Efficient laboratory services are key to timely diagnosis and control diseases at base to prevent further and trans-border spread of diseases.
This was reiterated by the representatives of the different delegations at the opening of the regional joint meeting of the East African Public Health Laboratories Networking Project (EAPHLNP) yesterday.
The weeklong summit taking place in Kigali is set to review the progress of the project implementation of laboratory setting, identify challenges and examine the work plan for the coming year 2012/2013.
"This meeting will also examine the plan for the next 3 years of the project that was set to cover 5 years," said Dr. Odette Mukabayire, the director general of the National Reference Laboratory.
Initiated in 2010 covering 4 states; Kenya, Tanzania, Uganda and Rwanda, the project is meant to work to ensure the states have laboratories meeting international standards in order to deliver good test results.
"Laboratories are still neglected in our countries," highlighted Mukabayire. "There is need to understand that they are key to any good healthcare delivery," echoed Miriam Schneidman from the World Bank, adding that the meeting is an opportunity to improve understanding and strengthen regional collaboration in health in the East African Community.
Mukabayire pointed out that having good regional collaboration and surveillance will allow the countries to prevent and control diseases.
"The project will facilitate this by networking laboratories from all five countries, making it easier to work together.

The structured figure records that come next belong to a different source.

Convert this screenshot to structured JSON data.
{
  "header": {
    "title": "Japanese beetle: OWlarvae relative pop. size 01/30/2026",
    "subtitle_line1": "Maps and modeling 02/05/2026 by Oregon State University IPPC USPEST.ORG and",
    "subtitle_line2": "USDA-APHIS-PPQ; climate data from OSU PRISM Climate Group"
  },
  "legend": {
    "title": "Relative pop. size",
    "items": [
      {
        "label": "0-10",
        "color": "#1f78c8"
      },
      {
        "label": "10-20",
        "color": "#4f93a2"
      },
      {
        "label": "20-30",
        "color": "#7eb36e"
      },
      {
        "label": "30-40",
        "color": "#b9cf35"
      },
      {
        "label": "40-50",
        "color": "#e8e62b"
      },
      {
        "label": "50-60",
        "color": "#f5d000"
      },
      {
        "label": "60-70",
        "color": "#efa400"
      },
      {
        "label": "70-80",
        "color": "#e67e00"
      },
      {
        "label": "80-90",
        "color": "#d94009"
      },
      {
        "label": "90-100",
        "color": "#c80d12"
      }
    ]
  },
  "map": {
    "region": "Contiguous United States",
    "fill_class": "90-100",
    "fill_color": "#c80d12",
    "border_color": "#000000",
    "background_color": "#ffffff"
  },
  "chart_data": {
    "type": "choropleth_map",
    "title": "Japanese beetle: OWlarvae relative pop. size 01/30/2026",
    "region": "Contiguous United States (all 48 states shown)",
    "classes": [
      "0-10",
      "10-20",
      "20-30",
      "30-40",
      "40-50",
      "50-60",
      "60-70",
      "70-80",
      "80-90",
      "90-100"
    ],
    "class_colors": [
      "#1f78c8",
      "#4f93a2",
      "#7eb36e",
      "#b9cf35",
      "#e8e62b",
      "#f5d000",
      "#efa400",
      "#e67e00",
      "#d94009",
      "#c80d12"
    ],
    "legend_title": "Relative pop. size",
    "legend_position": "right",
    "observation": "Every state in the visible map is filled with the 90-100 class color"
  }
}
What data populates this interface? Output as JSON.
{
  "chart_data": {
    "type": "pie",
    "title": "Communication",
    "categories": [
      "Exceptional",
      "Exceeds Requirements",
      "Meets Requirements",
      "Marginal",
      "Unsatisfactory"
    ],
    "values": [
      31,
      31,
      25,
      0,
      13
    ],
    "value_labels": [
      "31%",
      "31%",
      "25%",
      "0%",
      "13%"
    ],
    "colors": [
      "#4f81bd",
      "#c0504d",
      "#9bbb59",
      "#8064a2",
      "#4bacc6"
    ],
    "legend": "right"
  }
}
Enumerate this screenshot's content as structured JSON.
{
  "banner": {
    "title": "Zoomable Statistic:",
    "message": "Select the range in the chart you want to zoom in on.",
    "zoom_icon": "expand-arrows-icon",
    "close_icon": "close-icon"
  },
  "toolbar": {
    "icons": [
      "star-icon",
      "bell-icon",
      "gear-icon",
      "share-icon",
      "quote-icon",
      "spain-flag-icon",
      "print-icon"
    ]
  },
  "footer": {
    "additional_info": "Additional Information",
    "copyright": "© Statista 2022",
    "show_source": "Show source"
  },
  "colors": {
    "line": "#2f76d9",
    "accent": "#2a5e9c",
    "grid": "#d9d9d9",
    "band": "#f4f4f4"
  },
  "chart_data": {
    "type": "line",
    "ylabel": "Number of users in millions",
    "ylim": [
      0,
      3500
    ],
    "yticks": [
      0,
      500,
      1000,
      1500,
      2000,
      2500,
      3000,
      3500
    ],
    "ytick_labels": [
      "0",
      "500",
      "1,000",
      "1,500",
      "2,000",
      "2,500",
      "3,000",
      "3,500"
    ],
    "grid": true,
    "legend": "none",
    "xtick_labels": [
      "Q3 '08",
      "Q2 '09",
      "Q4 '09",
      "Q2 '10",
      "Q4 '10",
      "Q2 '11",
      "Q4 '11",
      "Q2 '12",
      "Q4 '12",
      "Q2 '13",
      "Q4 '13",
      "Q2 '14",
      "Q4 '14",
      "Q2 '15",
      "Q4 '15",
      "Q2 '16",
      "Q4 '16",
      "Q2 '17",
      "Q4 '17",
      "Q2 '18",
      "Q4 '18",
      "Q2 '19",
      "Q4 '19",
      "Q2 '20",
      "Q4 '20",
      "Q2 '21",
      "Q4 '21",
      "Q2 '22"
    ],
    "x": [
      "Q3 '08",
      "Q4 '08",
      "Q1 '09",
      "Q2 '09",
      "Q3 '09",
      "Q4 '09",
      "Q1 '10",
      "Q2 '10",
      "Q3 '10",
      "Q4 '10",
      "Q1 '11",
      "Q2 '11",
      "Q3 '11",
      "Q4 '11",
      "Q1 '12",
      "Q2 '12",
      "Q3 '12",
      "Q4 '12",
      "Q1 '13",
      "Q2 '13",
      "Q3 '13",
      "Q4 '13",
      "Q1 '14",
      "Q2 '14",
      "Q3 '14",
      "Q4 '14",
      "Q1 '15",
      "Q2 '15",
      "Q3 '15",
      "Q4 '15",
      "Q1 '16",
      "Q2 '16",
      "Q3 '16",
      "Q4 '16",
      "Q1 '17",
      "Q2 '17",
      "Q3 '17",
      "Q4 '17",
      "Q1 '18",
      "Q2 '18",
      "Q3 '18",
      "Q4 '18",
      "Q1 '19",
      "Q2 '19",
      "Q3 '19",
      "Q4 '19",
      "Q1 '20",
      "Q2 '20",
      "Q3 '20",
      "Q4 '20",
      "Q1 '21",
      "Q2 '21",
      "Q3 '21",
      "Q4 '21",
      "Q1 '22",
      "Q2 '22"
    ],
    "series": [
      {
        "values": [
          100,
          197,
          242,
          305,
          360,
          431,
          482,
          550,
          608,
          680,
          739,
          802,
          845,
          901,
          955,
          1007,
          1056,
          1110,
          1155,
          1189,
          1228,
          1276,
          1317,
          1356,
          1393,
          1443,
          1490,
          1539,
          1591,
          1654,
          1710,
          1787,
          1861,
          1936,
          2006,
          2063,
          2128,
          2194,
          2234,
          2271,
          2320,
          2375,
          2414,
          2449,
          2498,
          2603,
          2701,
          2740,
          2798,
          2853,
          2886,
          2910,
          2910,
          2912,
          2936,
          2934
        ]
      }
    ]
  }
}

After all, diseases don't have or respect any borders", she said.
Under the project, Rwanda will see the establishment of 5 satellite laboratories, renovated or newly constructed, that will have international standards.
Martin Matu from the East, Central and Southern Africa Health Community ECSA-HC, remarked that the project supports 25 laboratories, soon to be 31 with Burundi having recently joined, in the provision of equipment and supplies, infrastructure development and building the capacity of the staff.